One thing is for sure - budgeting is an integral part of a much larger planning process aimed at managing organisational performance. That process typically consists of:
Strategic planning that takes a long-term view of where the organisation should be, given where the market is heading. This view contrasts the organisations current capabilities and those of competitors to decide what it has to do in order to achieve its mission in the future.
- Tactical planning follows next that looks in more detail at the activities to be implemented in order to achieve strategic plan goals, and considers the timing of change as well as the resources required.
- Budgeting is concerned with allocating resources to ensure the day-to-day operation of the business. Budgets can be thought of those that support existing business processes (‘business as usual’), and those that are allocated to strategic initiatives.

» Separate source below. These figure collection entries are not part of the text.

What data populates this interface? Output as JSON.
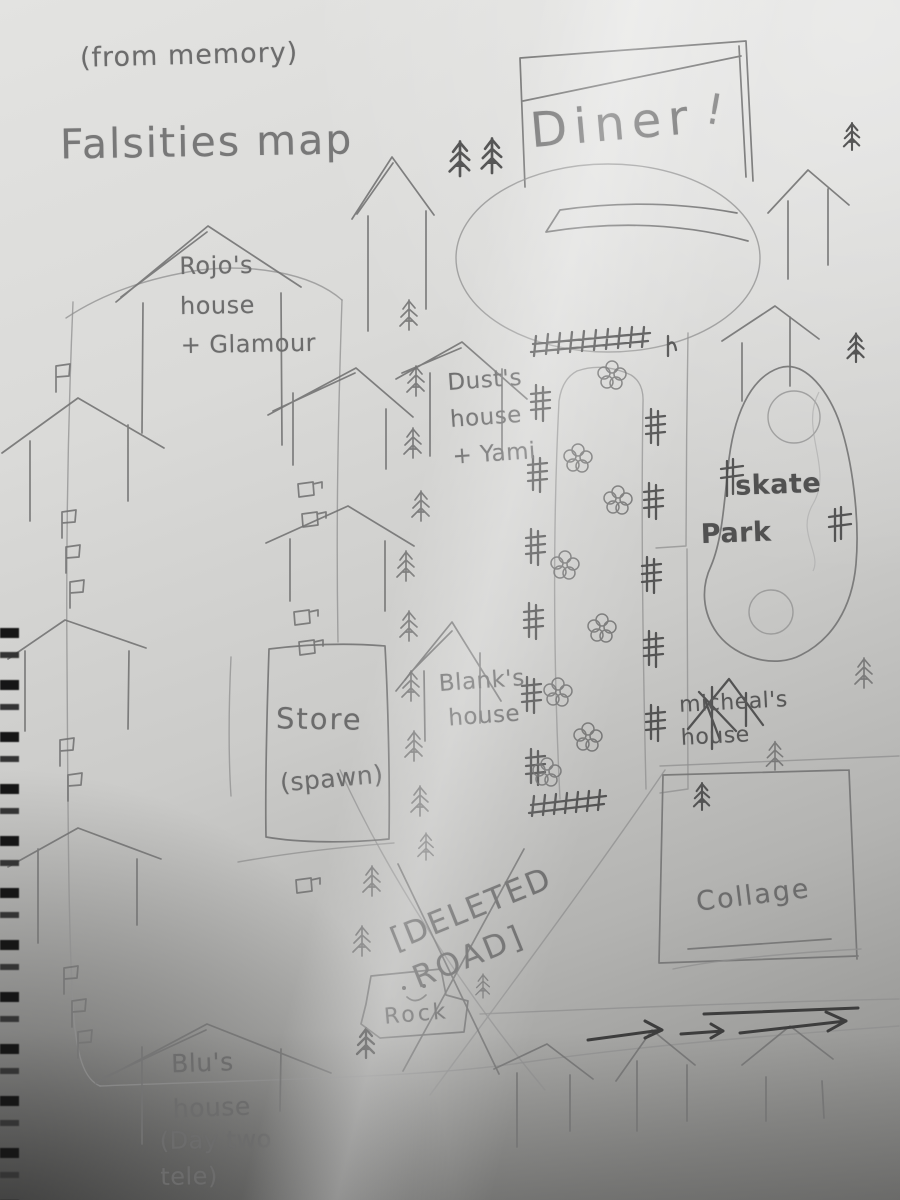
{
  "photo": {
    "kind": "hand-drawn pencil map on spiral notebook paper",
    "colors": {
      "paper_light": "#e3e3e1",
      "paper_dark": "#8a8a88",
      "pencil": "#737373",
      "pencil_dark": "#4a4a4a",
      "spiral_binding": "#161616"
    }
  },
  "header": {
    "note": "(from memory)",
    "title": "Falsities map"
  },
  "places": {
    "diner": "Diner",
    "diner_mark": "!",
    "rojos_house": "Rojo's\nhouse\n+ Glamour",
    "dusts_house": "Dust's\nhouse\n+ Yami",
    "store": "Store",
    "store_note": "(spawn)",
    "blanks_house": "Blank's\nhouse",
    "skate_park": "skate\nPark",
    "micheals_house": "micheal's\nhouse",
    "collage": "Collage",
    "deleted_road_line1": "[DELETED",
    "deleted_road_line2": "ROAD]",
    "rock": "Rock",
    "blus_house": "Blu's\nhouse",
    "blus_note": "(Day two\ntele)"
  }
}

- Financial / capital planning looks at cash requirements and the best source of funds
- Operational planning takes place throughout the year to optimize different business processes, for example, organising production with short-term forecasts and available resources.
- Lastly there is Forecasting whose aim is to gain a short-term view of what is actually going to happen. It takes into account current sales activity and operational expenditure to give a realistic assessment of what the organization will achieve if the current course continues.
- This may seem obvious, but get a formal agreement on the purpose of the budget by all those involved in the process and how it fits in with other types of planning. This will help to determine the content of the budget that will be covered in future blogs.